2008 CIRI Board election changes

Leading up to the 2008 CIRI Board election, the CIRI Board of Directors determined that campaign materials distributed by the New Alliance candidates and used to solicit proxies included false and misleading statements, in violation of Alaska securities laws. CIRI was not successful in attempting to obtain corrected statements from the New Alliance directly, so it filed a complaint with the Alaska Division of Banking and Securities, and then filed suit in Superior Court.

On May 5, 2009, the court agreed that the New Alliance’s proxy solicitation materials contained material misrepresentations in violation of the Alaska Securities Act and Alaska proxy regulations, and ordered that “the proxies given to the New Alliance for CIRI’s 2008 annual shareholder meeting must be declared void.” CIRI asked the independent Inspector of Election, Steve Seward, to give effect to the court order with respect to CIRI’s 2008 annual meeting board election results.

Guided by precedent from past disputes, and with the objective of giving maximum effect to the votes and proxies submitted by CIRI shareholders that have not been invalidated by the court, the Inspector removed from the election count all proxies invalidated by Judge Christen’s orders, and reactivated all otherwise valid proxies provisionally superseded by the invalidated proxies.

All 2008 proxyholders were notified of the Inspector’s decision and provided with a new ballot. Those proxyholders with valid discretionary voting authority submitted new ballots exercising their discretionary authority.

On June 4, 2009, a majority of CIRI’s 2008 proxyholders convened and reallocated CIRI’s discretionary votes to the five Board-recommended candidates.

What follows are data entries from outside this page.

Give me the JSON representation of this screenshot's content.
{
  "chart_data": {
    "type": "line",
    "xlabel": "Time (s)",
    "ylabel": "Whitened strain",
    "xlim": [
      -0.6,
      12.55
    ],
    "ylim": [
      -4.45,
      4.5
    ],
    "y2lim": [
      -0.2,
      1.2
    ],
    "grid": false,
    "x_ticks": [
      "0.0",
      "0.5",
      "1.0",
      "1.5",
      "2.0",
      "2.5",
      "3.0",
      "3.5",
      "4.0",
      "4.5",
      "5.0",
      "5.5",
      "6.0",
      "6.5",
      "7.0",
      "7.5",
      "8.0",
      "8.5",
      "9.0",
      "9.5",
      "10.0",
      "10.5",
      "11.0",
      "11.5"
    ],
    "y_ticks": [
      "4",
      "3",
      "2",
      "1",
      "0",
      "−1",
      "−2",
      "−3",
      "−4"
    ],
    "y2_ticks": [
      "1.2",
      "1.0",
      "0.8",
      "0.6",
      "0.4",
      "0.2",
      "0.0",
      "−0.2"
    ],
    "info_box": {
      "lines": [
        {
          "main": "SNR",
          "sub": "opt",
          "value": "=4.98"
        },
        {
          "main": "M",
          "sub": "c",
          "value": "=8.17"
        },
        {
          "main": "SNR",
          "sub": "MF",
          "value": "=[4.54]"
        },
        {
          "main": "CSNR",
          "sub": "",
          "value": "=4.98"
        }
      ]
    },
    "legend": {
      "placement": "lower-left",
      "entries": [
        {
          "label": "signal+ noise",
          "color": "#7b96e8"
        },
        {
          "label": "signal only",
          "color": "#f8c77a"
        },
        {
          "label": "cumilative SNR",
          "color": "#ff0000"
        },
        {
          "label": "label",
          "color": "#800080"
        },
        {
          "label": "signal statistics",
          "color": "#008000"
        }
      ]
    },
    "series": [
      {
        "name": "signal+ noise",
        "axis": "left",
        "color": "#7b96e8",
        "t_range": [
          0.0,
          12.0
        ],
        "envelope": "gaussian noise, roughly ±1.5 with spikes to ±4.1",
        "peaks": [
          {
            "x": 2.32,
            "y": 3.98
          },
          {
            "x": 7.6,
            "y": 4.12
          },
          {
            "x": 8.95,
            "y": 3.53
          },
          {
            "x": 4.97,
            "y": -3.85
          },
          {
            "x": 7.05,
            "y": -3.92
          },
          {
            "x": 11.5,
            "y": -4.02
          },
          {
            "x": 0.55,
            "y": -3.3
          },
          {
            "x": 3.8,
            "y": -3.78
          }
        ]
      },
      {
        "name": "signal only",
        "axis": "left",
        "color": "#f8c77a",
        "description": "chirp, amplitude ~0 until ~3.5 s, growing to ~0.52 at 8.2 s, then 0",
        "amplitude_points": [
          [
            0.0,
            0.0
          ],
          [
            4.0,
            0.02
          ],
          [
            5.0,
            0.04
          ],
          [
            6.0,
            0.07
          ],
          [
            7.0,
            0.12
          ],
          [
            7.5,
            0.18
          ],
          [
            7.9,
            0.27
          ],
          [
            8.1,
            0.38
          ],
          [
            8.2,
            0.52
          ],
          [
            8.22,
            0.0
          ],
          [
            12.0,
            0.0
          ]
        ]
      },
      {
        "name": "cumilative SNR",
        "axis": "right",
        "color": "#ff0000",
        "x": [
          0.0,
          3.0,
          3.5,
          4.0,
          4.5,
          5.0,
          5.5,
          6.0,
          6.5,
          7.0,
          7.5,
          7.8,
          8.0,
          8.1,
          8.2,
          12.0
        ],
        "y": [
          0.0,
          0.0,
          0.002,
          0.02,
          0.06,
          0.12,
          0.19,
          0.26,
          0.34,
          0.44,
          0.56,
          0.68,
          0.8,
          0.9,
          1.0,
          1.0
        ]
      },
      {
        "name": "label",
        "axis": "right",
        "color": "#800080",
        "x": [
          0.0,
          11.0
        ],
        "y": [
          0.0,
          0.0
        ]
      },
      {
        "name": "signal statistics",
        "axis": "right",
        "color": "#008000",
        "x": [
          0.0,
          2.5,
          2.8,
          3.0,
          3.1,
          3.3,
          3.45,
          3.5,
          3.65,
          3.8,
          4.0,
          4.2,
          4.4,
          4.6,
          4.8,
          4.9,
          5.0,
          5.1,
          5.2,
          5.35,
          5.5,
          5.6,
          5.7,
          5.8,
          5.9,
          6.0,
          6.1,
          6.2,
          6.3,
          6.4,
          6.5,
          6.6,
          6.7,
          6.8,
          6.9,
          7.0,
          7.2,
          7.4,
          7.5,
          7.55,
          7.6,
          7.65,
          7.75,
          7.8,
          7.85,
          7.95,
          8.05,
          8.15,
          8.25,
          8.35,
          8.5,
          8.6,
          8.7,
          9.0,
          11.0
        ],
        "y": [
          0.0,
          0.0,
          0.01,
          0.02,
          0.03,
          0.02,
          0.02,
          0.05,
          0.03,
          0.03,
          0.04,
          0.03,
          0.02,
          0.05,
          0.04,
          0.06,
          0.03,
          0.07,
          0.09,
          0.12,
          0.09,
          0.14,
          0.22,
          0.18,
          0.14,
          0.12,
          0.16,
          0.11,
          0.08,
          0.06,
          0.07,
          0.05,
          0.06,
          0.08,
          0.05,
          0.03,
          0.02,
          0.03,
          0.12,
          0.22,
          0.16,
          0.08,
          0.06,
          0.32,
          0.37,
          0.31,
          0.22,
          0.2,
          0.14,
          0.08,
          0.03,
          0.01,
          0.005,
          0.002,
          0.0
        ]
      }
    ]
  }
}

In accordance with these procedures, the Inspector of Election certified on June 5, 2008, that Agnes Brown, Penny Carty, Roy Huhndorf, Katrina Jacuk and Patrick Marrs received the highest number of votes, represented by the stock of shareholders present in person or by valid proxy and entitled to vote at the 2008 annual meeting.

While the time and resources devoted to the matter is regrettable, CIRI believes that it was necessary to protect the fairness and integrity of the election process and CIRI shareholders’ rights to cast votes based upon accurate information.